Dans le pâturage brillant de rosée, zigzaguant entre les bouses, les cailloux et les creux laissés par les pas des bovins, Chloé Hügli nous présente chacune des bêtes qu’elle côtoie au quotidien depuis presque trois mois. «Salut Eureka! Comment ça va?» Une petite gratouille par-ci, un petit massage par-là, un sourire et une inspection attentive des yeux, des pieds, des mamelles afin de déceler une éventuelle maladie telle que l’œil du chamois (un voile blanc sur la rétine), le gros pied (plus fréquent que d’habitude du fait d’une saison particulièrement humide) ou encore une mammite…
«C’est le matin qu’elles sont le plus actives. C’est donc le bon moment pour vérifier si elles ont un problème ou pas. Ensuite, elles ruminent, couchées», indique la bergère, qui doit les déplacer de pâturage en pâturage tous les cinq à sept jours. Vérifier les clôtures ou encore arracher les chardons, les cirses laineux, les rumex font aussi partie de son travail. Son mandat est double: engraisser les animaux et s’occuper des alpages en enlevant les herbes indésirables. «Les éleveurs touchent des subventions pour cela», mentionne-t-elle.
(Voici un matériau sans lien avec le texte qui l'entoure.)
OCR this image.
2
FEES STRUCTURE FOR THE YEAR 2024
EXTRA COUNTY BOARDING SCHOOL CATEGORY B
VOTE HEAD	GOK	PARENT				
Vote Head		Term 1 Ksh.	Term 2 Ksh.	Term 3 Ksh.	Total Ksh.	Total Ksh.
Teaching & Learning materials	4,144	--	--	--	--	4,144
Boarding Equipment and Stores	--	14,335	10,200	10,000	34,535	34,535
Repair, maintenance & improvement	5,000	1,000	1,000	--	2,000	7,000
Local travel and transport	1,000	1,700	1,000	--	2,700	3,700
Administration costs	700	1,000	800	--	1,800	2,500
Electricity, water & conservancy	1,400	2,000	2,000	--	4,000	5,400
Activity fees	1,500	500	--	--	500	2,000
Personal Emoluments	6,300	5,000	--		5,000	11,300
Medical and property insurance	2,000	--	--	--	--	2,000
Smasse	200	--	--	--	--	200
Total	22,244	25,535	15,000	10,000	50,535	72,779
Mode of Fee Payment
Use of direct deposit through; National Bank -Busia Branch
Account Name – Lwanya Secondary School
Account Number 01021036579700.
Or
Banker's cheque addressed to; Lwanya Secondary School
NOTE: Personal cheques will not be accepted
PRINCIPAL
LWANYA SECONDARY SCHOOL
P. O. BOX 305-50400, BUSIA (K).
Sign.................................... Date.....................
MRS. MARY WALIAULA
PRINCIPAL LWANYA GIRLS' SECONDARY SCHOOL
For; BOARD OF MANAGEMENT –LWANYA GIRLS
De manière générale, l’estivage permet aussi d’éviter la reforestation, de préserver une certaine biodiversité et de créer des sentes qui préviennent les avalanches.
Système productif
«Je dois sortir Delphine de l’enclos, car l’éleveur va venir la chercher. Elle va vêler d’ici à quelques jours, et comme c’est une vache laitière, il préfère qu’elle soit en bas», explique Chloé Hügli, en l’appelant et en la guidant dans le parc à côté de la grange, en ouvrant et refermant des barrières. «Son veau lui sera enlevé après qu’il a bu le colostrum. Puis, il sera nourri au biberon. L’élevage reste un système basé sur la productivité...» Elle soupire tout en tempérant: «Cet été, une vache laitière a mis bas et ne s’est que très peu occupée de son veau. Elle ne l’a pas léché, comme si elle avait l’habitude qu’on le lui prenne directement. Les vaches allaitantes par contre s’occupent de leurs petits pendant près d’une année. Pour ces dernières, c’est le rythme des inséminations qui choque: seulement 42 jours après le vêlage.»
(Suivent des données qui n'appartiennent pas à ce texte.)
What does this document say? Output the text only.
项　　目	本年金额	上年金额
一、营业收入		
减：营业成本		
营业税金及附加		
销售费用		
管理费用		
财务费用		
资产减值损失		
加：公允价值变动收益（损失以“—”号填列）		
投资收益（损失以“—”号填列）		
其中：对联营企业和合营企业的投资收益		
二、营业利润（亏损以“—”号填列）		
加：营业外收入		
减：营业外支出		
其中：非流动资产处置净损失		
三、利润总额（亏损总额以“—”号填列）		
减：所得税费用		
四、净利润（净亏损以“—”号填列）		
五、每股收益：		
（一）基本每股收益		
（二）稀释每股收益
La bergère a pu assister, il y a quelques semaines, à une naissance en plein champ. Un grand moment qui a fait écho à son premier métier, celui d’infirmière… D’ailleurs, elle parle à ses bêtes avec tendresse et respect. Et n’hésite pas à les caresser et à les masser. «Elles aiment ça. Et elles n’ont pas peur de moi, quand je dois les amener à l’étable pour les soigner. Les moments des piqûres par exemple sont très durs émotionnellement.»
Dans le pré, les veaux hésitent entre rester près de leur mère ou s’approcher, leurs yeux tout écarquillés. «Les génisses, elles, sont comme des ados. Elles peuvent être pot-de-colle…» sourit Chloé Hügli, en en repoussant une gentiment. «J’ai l’impression que c’est surtout ma voix qui les fait réagir… Je leur parle beaucoup, mais parfois les sujets de conversation me manquent, rigole-t-elle. Voici Ragusa, très curieuse, très sociable. Et Hélène qui a un air très britannique, flegmatique et princier.»
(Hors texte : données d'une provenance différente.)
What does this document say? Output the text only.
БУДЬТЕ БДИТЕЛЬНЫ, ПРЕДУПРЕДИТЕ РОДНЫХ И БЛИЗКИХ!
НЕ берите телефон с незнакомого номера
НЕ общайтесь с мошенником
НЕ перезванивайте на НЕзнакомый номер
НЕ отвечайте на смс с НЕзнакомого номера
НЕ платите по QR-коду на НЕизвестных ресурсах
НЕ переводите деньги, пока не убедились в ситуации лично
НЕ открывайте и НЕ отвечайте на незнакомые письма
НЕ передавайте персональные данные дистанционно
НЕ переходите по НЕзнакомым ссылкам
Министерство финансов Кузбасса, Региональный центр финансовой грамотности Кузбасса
La bergère relève la tête, regarde le grand troupeau, souligne la poésie du moment: «On dirait un tableau ce matin.»
Quid du loup cette année? «Je ne l’ai jamais vu, mais il y a un mois un veau a été tué pas loin. C’était un animal déjà très mal en point. Selon moi, les animaux fragiles ne devraient pas être en alpage.» Et d’ajouter: «Les bergers sont plus nombreux qu’un temps, aussi grâce au loup.»
Ses veaux sont, eux, bien protégés par un enclos à cinq fils. Quant aux quelques vaches dont on n’a pas brûlé les cornes, elles sont également plus armées en cas d’attaque. Reste que ces dernières sont rares. «Dans les étables, il manque souvent de place et la majorité des éleveurs ne veulent pas qu’elles se blessent», explique Chloé Hügli.
Un travail mal payé
Elle finira sa deuxième saison dans cet alpage en octobre. «C’est un travail exigeant, sept jours sur sept, sans horaire ni taux déterminés et sans vacances durant cinq mois continus. Dans ce sens, pour ma part, j’estime que mon salaire est trop bas et j’ai donc décidé de démissionner. Mon désir que les conditions de travail soient conventionnées, comme dans les cantons de Fribourg et du Valais par exemple, n'est toutefois pas partagé par tous les membres de l'association des bergers du Jura», explique celle qui s’est formée en Valais et envisage l’été prochain de partir dans les Alpes, et pourquoi pas auprès de moutons.
Si Chloé Hügli n’a pas peur de la solitude, elle n’a pas choisi l’alpage pour s’isoler. «J’aime vivre dehors et l’effort physique. Ici, on prend conscience de la valeur de l’énergie. Si l’on veut se chauffer, on commence par couper du bois.»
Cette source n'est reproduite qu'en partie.